It turns out that they weren't worried about the newer series as they work just fine (I've got the 2820Vn and it does indeed work perfectly on 21CN), but the older 2600 range cause problems/instability when on a 21CN circuit and as such they weren't switching over anyone who said that they had one of these.

Like the above said I'm afraid you probably need to get some new kit or get your ISP to switch you back to a non 21CN circuit! :(



That very interesting, many thanks :) I wonder if they'll talk to me (as a non customer) and explain what they believe the problem is just out of morbid curiosity ? I rather suspect that any "incompatibility" is primarily that the Vigor expects things to be exactly as they should be and complains and/or tries to take some action about it if/when they're not :lol: There may well be issues with Vigor stuff that I'm not aware of because I'm not seeing it of course but what I am seeing suggests that it's the other end equipment that is incompatible with the Vigor mostly because it's non-compliant to the spec. The Vigor is just being rather more than a tad over-enthusiastic, both in it's demands on the equipment at the other end and also by the action it takes when it's not happy with what's going on - or NOT going on as the case may be ! What I personally think is design error (or bug) I mentioned in an earlier post obviously doesn't help.

I'm quite certain that I'm going to have to submit and spend money eventually but I'm not going down without a fight. I seriously object to forced upgrades of anything on a good day but especially so forced upgrades that cost me money just so that someone else can save money. There is no good reason I can see why it shouldn't work and it should work well just like it always has done. The issue does not appear to be one of transmission problems, noise, signal quality or anything like that it's not really a line issue at all it's a networking issue plus the fact that it perhaps expects a bit too much from the equipment at the other end. Any old ADSL2+ router configured or falling back to use G.DMT is, in principle, identical to the 2600 except for any monitoring and definitions of what constitutes a fault and so on of course.

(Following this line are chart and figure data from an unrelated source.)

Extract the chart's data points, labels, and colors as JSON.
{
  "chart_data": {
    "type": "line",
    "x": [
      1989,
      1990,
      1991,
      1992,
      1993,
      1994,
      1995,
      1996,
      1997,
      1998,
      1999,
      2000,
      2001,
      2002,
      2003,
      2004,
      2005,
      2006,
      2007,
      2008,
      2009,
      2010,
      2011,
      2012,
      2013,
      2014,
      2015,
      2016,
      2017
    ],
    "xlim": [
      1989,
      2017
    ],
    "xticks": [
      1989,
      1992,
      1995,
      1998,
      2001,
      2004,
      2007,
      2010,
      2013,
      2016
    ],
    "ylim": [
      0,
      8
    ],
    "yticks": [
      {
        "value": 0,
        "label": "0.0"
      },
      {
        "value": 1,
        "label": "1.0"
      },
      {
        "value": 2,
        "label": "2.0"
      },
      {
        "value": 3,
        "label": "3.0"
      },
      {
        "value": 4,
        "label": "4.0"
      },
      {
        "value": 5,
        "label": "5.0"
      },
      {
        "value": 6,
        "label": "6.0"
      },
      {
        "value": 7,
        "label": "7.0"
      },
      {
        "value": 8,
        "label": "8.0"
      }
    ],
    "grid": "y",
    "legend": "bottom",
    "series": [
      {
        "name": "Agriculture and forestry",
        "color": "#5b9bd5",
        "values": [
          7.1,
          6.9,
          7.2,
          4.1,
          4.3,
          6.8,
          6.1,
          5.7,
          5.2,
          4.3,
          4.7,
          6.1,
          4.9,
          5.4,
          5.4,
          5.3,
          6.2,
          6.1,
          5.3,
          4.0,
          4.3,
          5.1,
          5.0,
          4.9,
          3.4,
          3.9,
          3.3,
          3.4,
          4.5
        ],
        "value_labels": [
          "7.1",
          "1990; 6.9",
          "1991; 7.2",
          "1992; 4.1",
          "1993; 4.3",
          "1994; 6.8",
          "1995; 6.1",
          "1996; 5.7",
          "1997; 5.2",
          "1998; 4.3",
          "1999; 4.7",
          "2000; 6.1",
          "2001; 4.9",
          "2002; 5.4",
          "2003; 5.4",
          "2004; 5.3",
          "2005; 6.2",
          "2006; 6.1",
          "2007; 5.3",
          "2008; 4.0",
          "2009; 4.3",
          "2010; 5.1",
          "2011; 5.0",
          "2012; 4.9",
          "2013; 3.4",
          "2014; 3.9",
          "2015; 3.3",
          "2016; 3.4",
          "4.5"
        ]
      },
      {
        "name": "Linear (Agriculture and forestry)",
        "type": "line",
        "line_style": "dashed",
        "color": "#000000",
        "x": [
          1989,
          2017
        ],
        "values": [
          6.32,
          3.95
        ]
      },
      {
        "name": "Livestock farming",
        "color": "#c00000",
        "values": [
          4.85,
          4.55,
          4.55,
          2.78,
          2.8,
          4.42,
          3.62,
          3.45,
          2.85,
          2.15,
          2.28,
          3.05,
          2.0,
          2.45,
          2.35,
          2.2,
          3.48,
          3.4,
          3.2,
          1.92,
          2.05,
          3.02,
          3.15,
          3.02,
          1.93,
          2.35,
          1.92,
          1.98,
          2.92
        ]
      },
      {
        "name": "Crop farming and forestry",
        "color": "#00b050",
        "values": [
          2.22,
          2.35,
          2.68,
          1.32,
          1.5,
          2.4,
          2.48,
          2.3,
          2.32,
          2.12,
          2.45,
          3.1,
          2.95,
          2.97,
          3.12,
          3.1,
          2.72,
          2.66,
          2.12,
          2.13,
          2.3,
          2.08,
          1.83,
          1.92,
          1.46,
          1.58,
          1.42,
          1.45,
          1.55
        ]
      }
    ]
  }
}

What's the consensus of opinion for a replacement ? I don't need wireless, I do need a firewall, ideally a switch and most certainly full logging via syslog. In fact I literally just need a replacement that is in virtually all respects form/fit/function compatible with the 2600 except for ADSL2+ capability. I don't really need any extra bells and whistles just something that does exactly what it says on the tin, does it well and doesn't give me grief.